Selon son avocat, Mila a reçu plus de 100 000 rapports de haine et de menaces de mort à partir de sa vidéo de janvier 2020. Mila n’a pas assisté à l’audience de mardi, ni aucun des accusés, âgés de 19 à 39 ans.

Dans son délibéré, le tribunal n’a retenu que l’accusation de menaces de mort contre un seul prévenu, Melinda D., une mère de deux enfants qui a déjà été condamnée à plusieurs reprises pour vol, escroquerie ou conduite sans permis. Les cinq autres accusés n’ont été condamnés que pour harcèlement aggravé.

Outre les peines de trois mois avec sursis pour un prévenu et de quatre mois pour un autre, deux prévenus ont été condamnés à quatre mois avec sursis et les deux autres à six mois avec sursis. Tous les accusés devront également verser à Mila 3 000 euros de dommages et intérêts non pécuniaires. De plus, ils sont tous privés du droit de participer pendant un an.

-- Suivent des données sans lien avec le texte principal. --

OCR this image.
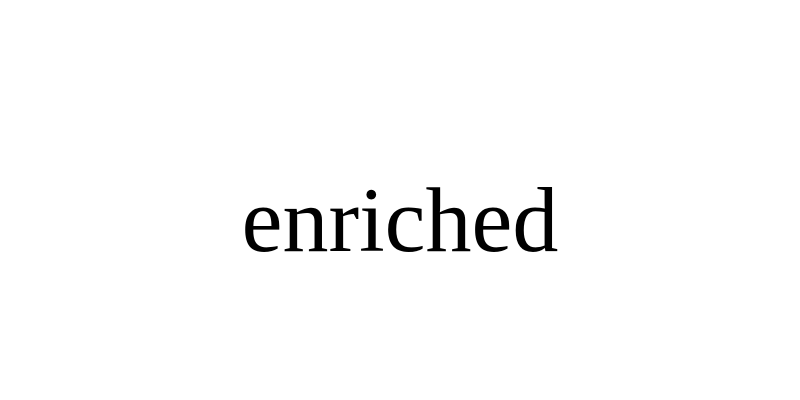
enriched
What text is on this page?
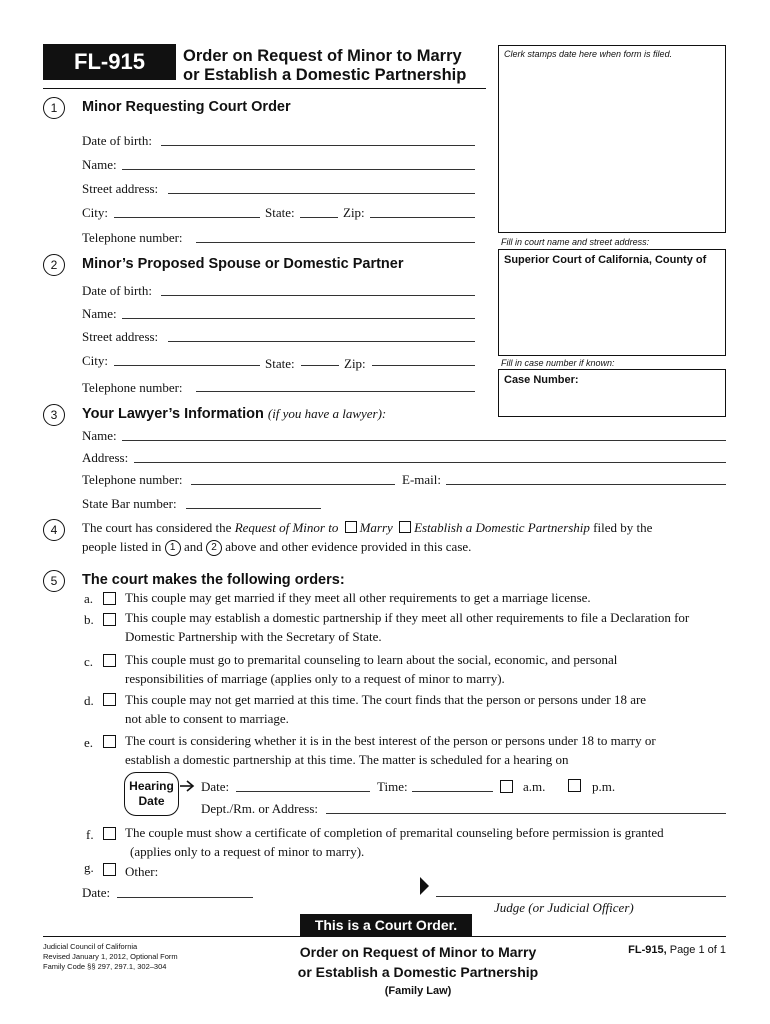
FL-915	Order on Request of Minor to Marry
or Establish a Domestic Partnership
Clerk stamps date here when form is filed.
Fill in court name and street address:
Superior Court of California, County of
Fill in case number if known:
Case Number:
1	Minor Requesting Court Order
Date of birth:
Name:
Street address:
City:	State:	Zip:
Telephone number:
2	Minor’s Proposed Spouse or Domestic Partner
Date of birth:
Name:
Street address:
City:	State:	Zip:
Telephone number:
3	Your Lawyer’s Information (if you have a lawyer):
Name:
Address:
Telephone number:	E-mail:
State Bar number:
4	The court has considered the Request of Minor to Marry Establish a Domestic Partnership filed by the
people listed in 1 and 2 above and other evidence provided in this case.
5	The court makes the following orders:
a. This couple may get married if they meet all other requirements to get a marriage license.
b. This couple may establish a domestic partnership if they meet all other requirements to file a Declaration for
Domestic Partnership with the Secretary of State.
c. This couple must go to premarital counseling to learn about the social, economic, and personal
responsibilities of marriage (applies only to a request of minor to marry).
d. This couple may not get married at this time. The court finds that the person or persons under 18 are
not able to consent to marriage.
e. The court is considering whether it is in the best interest of the person or persons under 18 to marry or
establish a domestic partnership at this time. The matter is scheduled for a hearing on
Hearing
Date
Date:	Time:	a.m.	p.m.
Dept./Rm. or Address:
f. The couple must show a certificate of completion of premarital counseling before permission is granted
(applies only to a request of minor to marry).
g. Other:
Date:
Judge (or Judicial Officer)
This is a Court Order.
Judicial Council of California
Revised January 1, 2012, Optional Form
Family Code §§ 297, 297.1, 302–304
Order on Request of Minor to Marry
or Establish a Domestic Partnership
(Family Law)
FL-915, Page 1 of 1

“La condamnation des six personnes persécutées était nécessaire”, a déclaré l’avocat de Mila, Richard Malka, soulignant que “seulement quelques mots sur les réseaux sociaux peuvent avoir de graves conséquences pour les auteurs de ces propos de haine et de violence”. “Je ne suis pas content de voir ces jeunes condamnés. Ma seule satisfaction dans ce cas serait que Mila puisse reprendre une vie normale… ce qui n’est pas le cas”, a-t-il ajouté.